À une température de près de 1500 degrés, le carbone réagissait avec l’oxygène contenu dans l’air pour produire du monoxyde de carbone et beaucoup de chaleur capable de faire “bouillir” le métal liquide contenu dans le four. Les flammes qui montaient de la bouche enveloppaient presque tout le conduit de soufflage et la grille, c’est pourquoi Roland les avait fait enduire d’un revêtement résistant à la chaleur.
Une grande quantité de monoxyde de carbone chaud fut expulsée à l’extérieur, se mélangea à l’air et s’enflamma violemment. On aurait dit que le four était en feu. Les bruits causés par l’expansion du gaz surpassaient celui de la machine à vapeur. À la vue de ce spectacle, évoquant l’image d’un volcan en éruption, tous reculèrent, effrayés à l’exception de Roland qui debout, les mains derrière le dos, affrontaient les courants chauds, totalement abruti par les rugissements impressionnants de l’acier en fusion.
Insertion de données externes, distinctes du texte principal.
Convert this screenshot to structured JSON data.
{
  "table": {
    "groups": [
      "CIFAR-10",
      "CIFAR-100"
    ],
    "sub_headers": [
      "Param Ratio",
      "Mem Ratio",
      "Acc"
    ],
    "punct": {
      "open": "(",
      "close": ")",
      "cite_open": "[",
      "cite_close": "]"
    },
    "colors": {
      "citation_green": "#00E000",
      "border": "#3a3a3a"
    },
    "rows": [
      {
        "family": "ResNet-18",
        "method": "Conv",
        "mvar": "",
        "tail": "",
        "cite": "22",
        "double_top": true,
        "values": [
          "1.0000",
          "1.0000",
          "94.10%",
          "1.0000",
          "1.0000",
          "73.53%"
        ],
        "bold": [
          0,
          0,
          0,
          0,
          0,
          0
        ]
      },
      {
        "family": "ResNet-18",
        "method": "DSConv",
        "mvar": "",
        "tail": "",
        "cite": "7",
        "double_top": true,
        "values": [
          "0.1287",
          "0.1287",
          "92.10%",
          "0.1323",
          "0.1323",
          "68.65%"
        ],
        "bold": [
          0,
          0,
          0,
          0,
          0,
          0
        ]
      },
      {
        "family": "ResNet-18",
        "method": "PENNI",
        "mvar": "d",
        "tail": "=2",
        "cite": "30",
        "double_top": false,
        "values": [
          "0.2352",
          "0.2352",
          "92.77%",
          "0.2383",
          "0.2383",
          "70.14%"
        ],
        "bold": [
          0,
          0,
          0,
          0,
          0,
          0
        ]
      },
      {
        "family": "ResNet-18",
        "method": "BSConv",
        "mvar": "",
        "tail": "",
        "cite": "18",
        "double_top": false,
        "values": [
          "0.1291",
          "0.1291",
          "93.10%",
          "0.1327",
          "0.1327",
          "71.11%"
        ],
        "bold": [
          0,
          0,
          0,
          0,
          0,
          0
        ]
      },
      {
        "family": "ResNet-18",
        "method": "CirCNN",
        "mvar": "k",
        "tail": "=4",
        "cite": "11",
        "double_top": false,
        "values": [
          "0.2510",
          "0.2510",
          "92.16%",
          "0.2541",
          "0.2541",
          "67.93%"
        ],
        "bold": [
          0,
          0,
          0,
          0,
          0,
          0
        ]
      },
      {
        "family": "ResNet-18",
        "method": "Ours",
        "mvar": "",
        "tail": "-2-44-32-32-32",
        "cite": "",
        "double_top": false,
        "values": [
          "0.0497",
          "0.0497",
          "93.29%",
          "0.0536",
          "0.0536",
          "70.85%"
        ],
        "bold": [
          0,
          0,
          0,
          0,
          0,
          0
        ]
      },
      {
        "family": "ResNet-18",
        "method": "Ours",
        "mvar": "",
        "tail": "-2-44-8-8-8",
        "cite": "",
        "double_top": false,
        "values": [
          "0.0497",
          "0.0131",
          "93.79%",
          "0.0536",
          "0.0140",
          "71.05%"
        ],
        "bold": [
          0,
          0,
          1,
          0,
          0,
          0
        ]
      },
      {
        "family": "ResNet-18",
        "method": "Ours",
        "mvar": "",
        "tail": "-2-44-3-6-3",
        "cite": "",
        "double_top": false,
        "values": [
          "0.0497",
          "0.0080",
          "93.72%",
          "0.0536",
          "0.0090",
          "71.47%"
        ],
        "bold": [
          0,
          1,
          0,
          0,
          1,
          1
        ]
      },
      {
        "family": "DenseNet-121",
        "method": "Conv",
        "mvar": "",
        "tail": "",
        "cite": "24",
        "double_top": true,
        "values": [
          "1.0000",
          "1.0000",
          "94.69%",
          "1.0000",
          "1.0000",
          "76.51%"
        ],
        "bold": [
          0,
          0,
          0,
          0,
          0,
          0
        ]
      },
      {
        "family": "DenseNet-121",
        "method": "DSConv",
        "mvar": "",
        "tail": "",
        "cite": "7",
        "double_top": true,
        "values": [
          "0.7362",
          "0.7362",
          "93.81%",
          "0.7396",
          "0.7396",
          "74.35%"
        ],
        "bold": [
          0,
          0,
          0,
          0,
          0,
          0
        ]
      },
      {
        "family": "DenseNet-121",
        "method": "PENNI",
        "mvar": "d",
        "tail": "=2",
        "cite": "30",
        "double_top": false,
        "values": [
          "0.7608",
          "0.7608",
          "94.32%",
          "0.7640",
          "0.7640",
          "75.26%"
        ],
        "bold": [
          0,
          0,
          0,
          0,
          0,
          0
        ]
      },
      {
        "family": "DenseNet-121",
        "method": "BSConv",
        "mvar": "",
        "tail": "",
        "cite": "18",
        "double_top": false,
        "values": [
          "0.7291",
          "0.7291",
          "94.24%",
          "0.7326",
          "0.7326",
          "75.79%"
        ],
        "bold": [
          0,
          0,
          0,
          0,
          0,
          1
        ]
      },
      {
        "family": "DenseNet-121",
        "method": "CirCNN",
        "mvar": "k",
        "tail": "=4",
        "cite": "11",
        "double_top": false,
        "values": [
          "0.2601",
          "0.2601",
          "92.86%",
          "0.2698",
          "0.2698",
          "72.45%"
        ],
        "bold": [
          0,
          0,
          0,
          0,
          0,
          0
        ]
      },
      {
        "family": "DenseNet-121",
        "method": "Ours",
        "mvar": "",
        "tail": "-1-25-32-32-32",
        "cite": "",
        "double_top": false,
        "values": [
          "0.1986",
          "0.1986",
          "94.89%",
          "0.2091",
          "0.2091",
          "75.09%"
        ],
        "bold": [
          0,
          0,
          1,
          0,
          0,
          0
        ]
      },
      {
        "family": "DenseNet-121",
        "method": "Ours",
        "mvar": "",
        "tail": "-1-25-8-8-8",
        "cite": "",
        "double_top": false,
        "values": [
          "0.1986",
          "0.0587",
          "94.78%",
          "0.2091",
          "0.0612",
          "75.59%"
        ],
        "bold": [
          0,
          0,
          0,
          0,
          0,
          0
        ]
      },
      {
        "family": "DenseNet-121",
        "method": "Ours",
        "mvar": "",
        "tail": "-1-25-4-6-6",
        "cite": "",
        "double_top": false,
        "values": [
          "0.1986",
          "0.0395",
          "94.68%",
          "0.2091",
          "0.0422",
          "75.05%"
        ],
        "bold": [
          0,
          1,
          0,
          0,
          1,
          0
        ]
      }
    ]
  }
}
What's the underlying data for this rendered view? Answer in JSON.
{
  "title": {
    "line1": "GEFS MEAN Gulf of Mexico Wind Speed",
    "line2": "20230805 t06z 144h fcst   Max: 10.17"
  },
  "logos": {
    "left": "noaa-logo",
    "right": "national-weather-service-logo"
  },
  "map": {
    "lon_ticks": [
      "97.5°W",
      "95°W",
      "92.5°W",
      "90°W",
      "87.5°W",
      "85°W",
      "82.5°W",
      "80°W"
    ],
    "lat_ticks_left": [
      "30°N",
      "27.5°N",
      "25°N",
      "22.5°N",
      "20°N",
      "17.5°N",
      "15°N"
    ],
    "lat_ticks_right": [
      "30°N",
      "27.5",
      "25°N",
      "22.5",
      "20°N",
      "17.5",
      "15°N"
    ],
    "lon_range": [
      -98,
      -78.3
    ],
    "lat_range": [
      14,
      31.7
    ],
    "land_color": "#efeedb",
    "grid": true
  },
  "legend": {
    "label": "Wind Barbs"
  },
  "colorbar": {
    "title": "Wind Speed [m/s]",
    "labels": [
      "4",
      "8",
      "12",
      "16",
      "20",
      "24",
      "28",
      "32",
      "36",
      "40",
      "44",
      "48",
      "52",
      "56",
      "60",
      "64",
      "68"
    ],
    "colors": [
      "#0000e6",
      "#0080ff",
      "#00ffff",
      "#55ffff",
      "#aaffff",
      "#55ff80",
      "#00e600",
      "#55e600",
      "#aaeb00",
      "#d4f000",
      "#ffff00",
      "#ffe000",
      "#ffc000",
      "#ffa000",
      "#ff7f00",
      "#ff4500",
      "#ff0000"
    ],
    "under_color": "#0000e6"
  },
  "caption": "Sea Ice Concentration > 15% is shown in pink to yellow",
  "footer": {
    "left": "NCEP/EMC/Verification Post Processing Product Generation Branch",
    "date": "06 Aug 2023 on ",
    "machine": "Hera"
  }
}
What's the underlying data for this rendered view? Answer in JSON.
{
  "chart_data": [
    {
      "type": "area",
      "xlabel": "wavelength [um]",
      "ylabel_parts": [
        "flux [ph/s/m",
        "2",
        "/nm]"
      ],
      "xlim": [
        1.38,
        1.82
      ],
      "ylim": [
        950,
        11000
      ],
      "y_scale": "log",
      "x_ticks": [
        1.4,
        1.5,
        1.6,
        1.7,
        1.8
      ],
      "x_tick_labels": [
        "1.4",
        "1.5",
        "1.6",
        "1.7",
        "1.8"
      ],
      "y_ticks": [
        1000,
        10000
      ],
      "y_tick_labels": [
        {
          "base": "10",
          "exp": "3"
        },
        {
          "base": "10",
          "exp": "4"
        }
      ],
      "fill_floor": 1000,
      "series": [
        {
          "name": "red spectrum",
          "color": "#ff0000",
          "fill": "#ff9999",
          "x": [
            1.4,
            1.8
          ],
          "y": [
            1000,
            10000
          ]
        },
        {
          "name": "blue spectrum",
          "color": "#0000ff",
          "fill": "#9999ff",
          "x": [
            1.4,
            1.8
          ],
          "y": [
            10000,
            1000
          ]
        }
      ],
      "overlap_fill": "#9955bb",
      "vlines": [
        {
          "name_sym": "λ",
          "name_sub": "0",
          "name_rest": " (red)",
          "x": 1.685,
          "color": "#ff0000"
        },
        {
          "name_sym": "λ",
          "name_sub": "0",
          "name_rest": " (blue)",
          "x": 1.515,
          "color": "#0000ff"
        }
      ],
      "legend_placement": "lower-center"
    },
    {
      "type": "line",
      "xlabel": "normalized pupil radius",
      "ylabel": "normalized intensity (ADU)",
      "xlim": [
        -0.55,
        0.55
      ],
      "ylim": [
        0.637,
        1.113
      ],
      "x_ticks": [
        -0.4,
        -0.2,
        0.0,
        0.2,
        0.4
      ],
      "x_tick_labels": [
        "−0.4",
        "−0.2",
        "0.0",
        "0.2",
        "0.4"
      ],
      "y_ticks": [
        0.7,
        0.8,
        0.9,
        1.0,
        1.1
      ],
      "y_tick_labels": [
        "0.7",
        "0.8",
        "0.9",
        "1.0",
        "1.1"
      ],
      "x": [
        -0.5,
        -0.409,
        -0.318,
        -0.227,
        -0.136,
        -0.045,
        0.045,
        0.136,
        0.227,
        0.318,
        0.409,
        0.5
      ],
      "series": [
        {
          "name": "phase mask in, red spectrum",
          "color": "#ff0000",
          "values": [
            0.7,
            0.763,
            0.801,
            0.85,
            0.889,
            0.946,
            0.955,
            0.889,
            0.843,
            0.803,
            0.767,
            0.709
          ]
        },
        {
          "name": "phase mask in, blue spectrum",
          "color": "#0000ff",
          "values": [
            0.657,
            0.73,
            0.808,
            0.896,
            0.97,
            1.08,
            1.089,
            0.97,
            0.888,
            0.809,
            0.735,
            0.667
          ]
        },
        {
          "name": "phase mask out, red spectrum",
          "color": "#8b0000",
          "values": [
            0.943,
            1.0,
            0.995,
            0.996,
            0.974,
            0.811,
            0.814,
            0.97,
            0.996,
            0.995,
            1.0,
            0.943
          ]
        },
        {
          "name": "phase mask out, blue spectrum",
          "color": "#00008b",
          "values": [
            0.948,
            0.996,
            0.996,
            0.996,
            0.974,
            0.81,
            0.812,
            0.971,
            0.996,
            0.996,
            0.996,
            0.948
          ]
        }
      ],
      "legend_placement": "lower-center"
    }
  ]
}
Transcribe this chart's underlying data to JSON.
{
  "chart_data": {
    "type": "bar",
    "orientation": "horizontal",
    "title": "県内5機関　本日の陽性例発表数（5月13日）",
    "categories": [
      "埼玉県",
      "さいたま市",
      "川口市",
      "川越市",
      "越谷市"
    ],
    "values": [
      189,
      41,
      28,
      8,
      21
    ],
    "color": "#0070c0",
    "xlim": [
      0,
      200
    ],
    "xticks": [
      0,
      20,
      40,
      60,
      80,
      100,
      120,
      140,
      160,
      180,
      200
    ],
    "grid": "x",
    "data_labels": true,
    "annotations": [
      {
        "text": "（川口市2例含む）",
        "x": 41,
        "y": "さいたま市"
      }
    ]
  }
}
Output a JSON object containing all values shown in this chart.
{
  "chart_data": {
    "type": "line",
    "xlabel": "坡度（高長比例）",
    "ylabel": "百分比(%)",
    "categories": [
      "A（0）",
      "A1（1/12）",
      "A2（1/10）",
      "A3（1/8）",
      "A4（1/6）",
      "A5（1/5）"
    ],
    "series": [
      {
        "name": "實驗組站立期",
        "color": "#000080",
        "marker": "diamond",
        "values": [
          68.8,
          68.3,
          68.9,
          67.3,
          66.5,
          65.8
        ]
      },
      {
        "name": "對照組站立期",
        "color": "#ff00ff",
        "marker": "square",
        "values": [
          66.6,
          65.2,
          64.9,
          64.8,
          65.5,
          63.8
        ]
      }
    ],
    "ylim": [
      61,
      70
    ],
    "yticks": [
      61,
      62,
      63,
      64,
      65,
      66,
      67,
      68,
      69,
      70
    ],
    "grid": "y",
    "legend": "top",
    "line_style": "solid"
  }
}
Il trouvait dommage d’être technologiquement limité et de ne pas pouvoir utiliser de l’oxygène pur dans ce processus, sans quoi, les flammes seraient encore plus ardentes.
Lorsque les oxydes de phosphore et de soufre, qui étaient les derniers éléments oxydés, réagissaient avec le calcaire pour devenir des scories, les flammes commençaient à s’obscurcir et le fer liquide devenait de l’acier en fusion sur lesquelles ces scories, plus légères, flottaient. Il suffisait alors aux ouvriers d’incliner le four pour couler l’acier liquide par l’ouverture prévue à cet effet, et ce aussi facilement que s’ils se servaient une tasse de thé.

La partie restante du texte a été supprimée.